Nor are the boundaries between user sub-cultures distinct. It would probably be impossible to sustain that there is a definable ‘app culture’ that can be distinguished from a ‘social-media culture’. It is also my sense that there is no single ‘app culture’ nor one single ‘social-media culture’. Rather there exists a plurality of cultures and sub-cultures with much over-lapping and blurring; no clear divide here either.
Therefore, in premising his argument on the idea of an ‘individualistic apps culture’ and a ‘collectivist social-media culture’ Mike leaves the argument wide open to being deconstructed to death.
It would be a great shame if this overshadowed the core lessons that I take from his post, that:
- providing market info to privileged individuals is not development
- development requires solutions that serve the common good
- resource distribution is currently grossly uneven
- more equitable redistribution requires reversing power relationships
- this will be resisted by powerful elites
- reversing power-relationships will therefore require collective action
- technology can not be a substitute for people’s collective action
- people’s capacity and intent can be amplified with ICTs
- equalising power & redistributing resources is a political project
So although we can see exactly what Mile Gurstein is getting at with the ‘individualistic apps culture’ argument when it comes to the great task of tackling power and poverty it is something of a red herring.
Mike’s real issue is that the root causes of the clean water problem in Kibera is political and that the solution does not start with a mobile app.
In Kiberia the real solution is simply to provide clean water and sanitation for all citizens. This is a basic human right to which they are entitled. The obstacles to providing clean water and sanitation are issues of power and politics and will be overcome by Kenyans taking individual initiative and collective action to bring about fundamental political change.
Who’s got an app for that?
Whenever people combine together intent on progressive change ICT can help; to paraphrase Kentaro Toyama ICT can amplify people’s capacity and intent and lead to amazing achievements. Under these circumstances technology can enhance people’s agency to address the root causes of unfreedoms, injustice and inequality and help them to realise the freedom to live the kind of lives that people have reason to value.
As Mike indicates social media does provide useful platforms for coordinating collective action, building networks of solidarity, and reaching both domestic and international audiences, without dependence on mainstream media.

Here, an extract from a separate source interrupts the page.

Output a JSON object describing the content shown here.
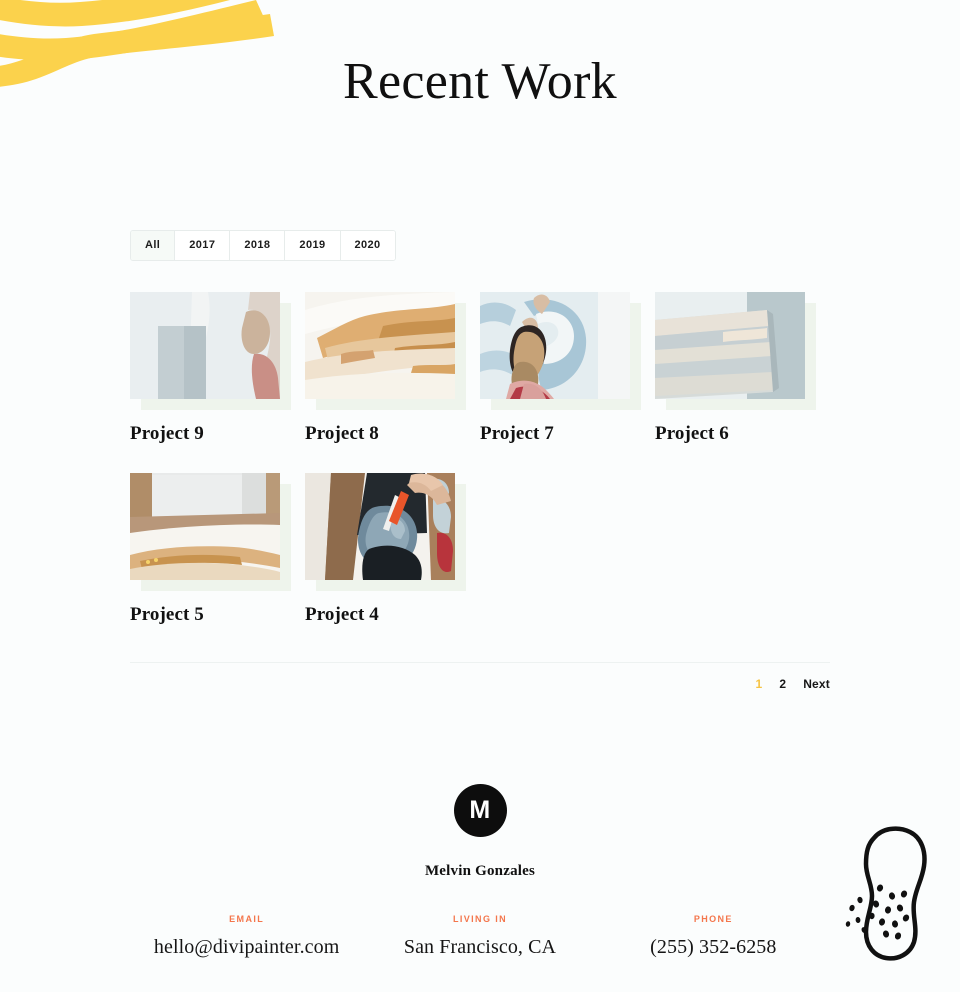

In Egypt Facebook and Twitter did play a modest and significant supporting role, but in South Africa the mobile app MXit would probably have been the preferred tool, linking as it does 27 million users.
If the task of development is the empowerment of individuals and building the capabilities of peoples’ organisations – intent on bringing about sustainable change for the common good – then what is the role of ICT4D?
Maybe it is to refine and integrate those technologies that best enhance people’s collective capabilities, and amplify peoples’ power to realise their rights, freedoms and equality?
If so, then we will need young turks to turn their attentions to developing tools that amplifying collective action rather than tools that give individuals market advantage over their neighbours.